Chaque métier a ses ficelles et celui de journaliste n’en manque pas. Il nous arrive certainement d’en utiliser, comme les autres, consciemment ou pas. Mais il en est une qui nous horripile particulièrement, c’est celle qui consiste à construire une interview qui n’a pas existé ; dans la forme où elle est publiée, du moins.
Lorsque vous voyez dans un journal une interview écrite sous la forme de questions/réponses, vous êtes fondés à penser que vous lisez la retranscription à peu près exacte d’un entretien qui a réellement eu lieu. Tout au plus vous pouvez imaginer que le journaliste a traduit, sous une forme plus littéraire, un langage parlé généralement moins académique.
En fait, dans 99 % des cas, ça n’a rien à voir avec ce qu’on vous fait croire.
Au mieux, l’entretien n’a pas eu lieu. Les questions ont été écrites et envoyées à «l’interviewé» qui a répondu lui aussi par écrit. Ça n’a alors rien de spontané et le contenu, très maîtrisé, est assez banal. Mais au moins, vous avez en principe l’intégralité de l’échange.
En revanche, lorsque la rencontre a bien existé, l’article est forcément incomplet. Ce qu’on vous donne à lire ne vous prendra généralement guère plus de 5 minutes. Or, il est assez courant que les entretiens durent entre une demi-heure et une heure. Vous n’en avez donc qu’un résumé. C’est logique.

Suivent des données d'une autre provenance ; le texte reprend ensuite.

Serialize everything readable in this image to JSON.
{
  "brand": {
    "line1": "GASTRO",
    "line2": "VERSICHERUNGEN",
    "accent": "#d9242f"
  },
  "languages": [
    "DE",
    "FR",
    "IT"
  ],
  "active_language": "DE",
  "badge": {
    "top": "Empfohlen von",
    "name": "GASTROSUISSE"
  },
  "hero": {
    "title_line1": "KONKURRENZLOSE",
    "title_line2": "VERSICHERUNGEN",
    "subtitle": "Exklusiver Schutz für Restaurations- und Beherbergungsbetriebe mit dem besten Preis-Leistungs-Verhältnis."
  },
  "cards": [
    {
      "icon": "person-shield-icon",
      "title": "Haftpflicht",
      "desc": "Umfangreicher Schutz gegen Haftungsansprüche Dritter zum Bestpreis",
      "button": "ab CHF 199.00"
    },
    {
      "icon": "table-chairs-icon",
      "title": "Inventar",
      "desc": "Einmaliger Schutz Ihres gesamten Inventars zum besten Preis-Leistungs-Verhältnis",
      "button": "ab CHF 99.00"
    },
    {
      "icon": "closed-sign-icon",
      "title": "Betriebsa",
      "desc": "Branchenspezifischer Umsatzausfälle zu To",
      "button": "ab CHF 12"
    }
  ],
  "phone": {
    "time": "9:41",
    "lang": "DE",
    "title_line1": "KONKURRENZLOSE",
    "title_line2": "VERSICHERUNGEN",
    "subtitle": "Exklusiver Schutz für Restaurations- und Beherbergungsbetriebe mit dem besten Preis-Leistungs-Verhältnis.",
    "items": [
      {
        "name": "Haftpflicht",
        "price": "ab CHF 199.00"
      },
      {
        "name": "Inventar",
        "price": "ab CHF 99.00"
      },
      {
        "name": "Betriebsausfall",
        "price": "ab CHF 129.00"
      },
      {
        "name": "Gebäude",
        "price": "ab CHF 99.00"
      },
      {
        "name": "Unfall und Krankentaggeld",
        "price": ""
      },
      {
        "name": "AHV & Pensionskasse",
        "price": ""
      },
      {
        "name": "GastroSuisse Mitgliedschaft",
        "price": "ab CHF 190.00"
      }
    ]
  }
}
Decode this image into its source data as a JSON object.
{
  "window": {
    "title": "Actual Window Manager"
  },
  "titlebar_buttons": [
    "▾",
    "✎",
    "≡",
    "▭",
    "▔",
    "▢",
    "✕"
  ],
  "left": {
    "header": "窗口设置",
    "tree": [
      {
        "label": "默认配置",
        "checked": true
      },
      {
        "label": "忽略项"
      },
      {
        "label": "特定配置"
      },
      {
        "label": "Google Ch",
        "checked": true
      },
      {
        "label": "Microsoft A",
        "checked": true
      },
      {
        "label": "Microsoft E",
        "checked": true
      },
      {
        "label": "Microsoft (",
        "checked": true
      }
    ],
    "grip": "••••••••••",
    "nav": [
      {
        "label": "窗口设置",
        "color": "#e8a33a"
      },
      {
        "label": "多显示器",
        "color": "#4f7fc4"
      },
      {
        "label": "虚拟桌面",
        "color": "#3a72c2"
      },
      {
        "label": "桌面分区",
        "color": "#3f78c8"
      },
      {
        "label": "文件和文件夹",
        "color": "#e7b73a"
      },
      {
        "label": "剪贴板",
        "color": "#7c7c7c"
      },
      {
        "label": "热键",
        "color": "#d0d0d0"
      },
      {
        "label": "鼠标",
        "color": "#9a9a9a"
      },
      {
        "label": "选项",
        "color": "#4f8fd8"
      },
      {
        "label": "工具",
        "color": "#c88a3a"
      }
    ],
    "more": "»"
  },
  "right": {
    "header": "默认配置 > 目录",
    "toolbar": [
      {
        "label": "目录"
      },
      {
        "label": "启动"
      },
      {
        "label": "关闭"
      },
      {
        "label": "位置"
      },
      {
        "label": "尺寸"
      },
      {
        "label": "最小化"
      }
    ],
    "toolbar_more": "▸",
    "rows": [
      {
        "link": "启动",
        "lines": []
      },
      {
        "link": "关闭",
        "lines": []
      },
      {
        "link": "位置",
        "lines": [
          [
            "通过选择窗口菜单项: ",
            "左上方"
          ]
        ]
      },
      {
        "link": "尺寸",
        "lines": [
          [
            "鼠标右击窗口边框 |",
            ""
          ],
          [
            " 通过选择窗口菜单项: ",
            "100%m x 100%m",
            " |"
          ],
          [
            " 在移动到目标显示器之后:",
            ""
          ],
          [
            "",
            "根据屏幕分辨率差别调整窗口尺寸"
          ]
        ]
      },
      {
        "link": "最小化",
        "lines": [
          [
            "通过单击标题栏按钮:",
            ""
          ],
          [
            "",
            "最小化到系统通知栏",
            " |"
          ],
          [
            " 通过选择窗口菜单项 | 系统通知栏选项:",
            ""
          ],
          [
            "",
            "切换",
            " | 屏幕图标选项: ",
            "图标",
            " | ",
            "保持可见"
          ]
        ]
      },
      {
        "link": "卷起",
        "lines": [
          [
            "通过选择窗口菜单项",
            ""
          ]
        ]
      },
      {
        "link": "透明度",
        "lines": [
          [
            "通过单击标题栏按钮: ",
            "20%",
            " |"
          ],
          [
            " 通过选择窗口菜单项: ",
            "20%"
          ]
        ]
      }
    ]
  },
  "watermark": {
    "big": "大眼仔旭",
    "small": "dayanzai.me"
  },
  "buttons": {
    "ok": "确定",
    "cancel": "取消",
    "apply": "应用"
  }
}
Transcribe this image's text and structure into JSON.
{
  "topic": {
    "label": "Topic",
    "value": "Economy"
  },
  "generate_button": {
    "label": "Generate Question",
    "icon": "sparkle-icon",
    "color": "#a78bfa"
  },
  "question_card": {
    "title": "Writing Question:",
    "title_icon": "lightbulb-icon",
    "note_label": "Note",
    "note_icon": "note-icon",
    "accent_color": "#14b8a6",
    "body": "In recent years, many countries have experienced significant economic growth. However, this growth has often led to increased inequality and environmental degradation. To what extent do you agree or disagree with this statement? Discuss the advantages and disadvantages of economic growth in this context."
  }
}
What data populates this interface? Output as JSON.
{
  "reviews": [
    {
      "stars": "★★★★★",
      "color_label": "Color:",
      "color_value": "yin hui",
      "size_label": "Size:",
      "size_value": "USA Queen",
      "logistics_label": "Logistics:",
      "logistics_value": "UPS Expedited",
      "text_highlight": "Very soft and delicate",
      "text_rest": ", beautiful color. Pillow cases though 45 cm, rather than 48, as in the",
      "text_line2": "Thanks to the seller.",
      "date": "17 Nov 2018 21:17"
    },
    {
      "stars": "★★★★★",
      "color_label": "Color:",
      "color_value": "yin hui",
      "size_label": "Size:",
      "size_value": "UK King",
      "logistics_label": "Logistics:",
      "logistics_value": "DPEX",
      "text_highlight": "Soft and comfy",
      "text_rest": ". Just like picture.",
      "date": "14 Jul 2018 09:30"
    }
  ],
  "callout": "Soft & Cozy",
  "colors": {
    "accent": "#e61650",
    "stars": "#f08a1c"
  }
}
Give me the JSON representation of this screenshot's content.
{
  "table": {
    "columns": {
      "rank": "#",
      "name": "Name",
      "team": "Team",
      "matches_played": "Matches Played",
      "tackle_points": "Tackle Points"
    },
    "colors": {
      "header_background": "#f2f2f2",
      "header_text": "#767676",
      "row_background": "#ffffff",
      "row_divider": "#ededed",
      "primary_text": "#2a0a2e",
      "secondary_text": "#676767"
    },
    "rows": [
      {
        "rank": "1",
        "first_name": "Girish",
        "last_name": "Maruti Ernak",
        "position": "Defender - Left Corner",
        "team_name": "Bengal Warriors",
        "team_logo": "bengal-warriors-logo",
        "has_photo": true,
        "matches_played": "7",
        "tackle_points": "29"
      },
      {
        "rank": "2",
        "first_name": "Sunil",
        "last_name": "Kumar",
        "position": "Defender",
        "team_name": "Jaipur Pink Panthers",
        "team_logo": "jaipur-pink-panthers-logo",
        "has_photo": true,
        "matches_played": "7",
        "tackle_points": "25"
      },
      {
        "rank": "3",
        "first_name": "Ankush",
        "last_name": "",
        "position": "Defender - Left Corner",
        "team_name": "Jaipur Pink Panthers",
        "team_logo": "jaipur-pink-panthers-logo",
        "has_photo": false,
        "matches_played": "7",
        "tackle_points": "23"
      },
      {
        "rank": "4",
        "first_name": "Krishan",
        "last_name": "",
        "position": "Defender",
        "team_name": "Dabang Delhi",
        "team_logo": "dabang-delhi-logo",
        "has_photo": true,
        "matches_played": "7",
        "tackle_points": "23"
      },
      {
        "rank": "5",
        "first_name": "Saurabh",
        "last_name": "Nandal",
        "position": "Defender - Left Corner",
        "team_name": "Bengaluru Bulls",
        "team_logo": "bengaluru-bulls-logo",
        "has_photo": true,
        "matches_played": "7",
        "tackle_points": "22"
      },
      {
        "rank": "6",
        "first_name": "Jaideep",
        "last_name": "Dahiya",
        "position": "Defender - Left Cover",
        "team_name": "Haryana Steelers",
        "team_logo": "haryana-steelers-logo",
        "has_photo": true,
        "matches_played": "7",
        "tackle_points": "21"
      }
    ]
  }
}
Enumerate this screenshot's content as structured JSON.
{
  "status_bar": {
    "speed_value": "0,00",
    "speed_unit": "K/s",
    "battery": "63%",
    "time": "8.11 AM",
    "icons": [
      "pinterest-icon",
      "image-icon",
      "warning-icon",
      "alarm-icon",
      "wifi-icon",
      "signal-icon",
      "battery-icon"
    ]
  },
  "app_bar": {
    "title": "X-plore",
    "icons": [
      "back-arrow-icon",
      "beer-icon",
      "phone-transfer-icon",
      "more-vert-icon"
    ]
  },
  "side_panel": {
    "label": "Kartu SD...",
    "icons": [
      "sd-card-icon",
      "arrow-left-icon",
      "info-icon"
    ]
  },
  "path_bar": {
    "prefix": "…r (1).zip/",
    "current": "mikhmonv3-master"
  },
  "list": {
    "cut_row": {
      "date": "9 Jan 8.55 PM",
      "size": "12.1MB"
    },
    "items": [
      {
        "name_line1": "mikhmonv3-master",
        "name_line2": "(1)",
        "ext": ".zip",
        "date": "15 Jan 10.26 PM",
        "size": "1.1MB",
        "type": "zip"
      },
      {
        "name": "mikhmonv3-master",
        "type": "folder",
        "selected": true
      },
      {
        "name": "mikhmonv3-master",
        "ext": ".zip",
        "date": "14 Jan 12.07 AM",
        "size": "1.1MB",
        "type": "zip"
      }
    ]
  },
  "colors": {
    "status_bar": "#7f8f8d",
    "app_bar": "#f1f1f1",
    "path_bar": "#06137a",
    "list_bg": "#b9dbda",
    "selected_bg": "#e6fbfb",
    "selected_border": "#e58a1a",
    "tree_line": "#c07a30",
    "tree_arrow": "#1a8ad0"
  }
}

Le journaliste ne peut pas faire autrement. Mais pourquoi éprouve-t-il le besoin de faire croire qu’il publie l’intégralité de l’interview ? Pourquoi ne se contente-t-il pas de raconter la teneur de l’entretien, en illustrant simplement le propos par des phrases clefs citées entre parenthèses ? C’est l’option qu’a fini par choisir L’affranchi. Bien sûr, ça fait moins vivant, mais c’est beaucoup plus correct.
On comprend bien que si la formule «questions/réponses» oblige le journaliste à réécrire les propos de son interlocuteur, elle le contraint également à inventer après coup les questions qui vont bien avec les déclarations remodelées.
Si c’est bien fait, il est possible que l’esprit soit respecté et que, du coup, personne n’ait rien à redire sur le fond. Mais souvent, il arrive que l’interviewé ne se retrouve ni dans ce qu’on lui fait dire, ni dans les questions qui sont censées lui être posées. Ainsi on peut s’étonner qu’une fausse affirmation contenue dans une question ne soit pas démentie dans la réponse. On comprend mieux en fait quand on sait que l’interlocuteur n’a jamais connu la question.
On pourrait vous donner quelques exemples. Mais, au train où vont les choses à Chaumont, nous ne voudrions pas passer trop de temps au commissariat à devoir nous justifier sur la base de plaintes fantaisistes.
Sachez seulement lire entre les lignes lorsque vous rencontrerez une interview sous forme de questions/réponses. Vous verrez : dans certains cas, le montage est assez facile à décrypter.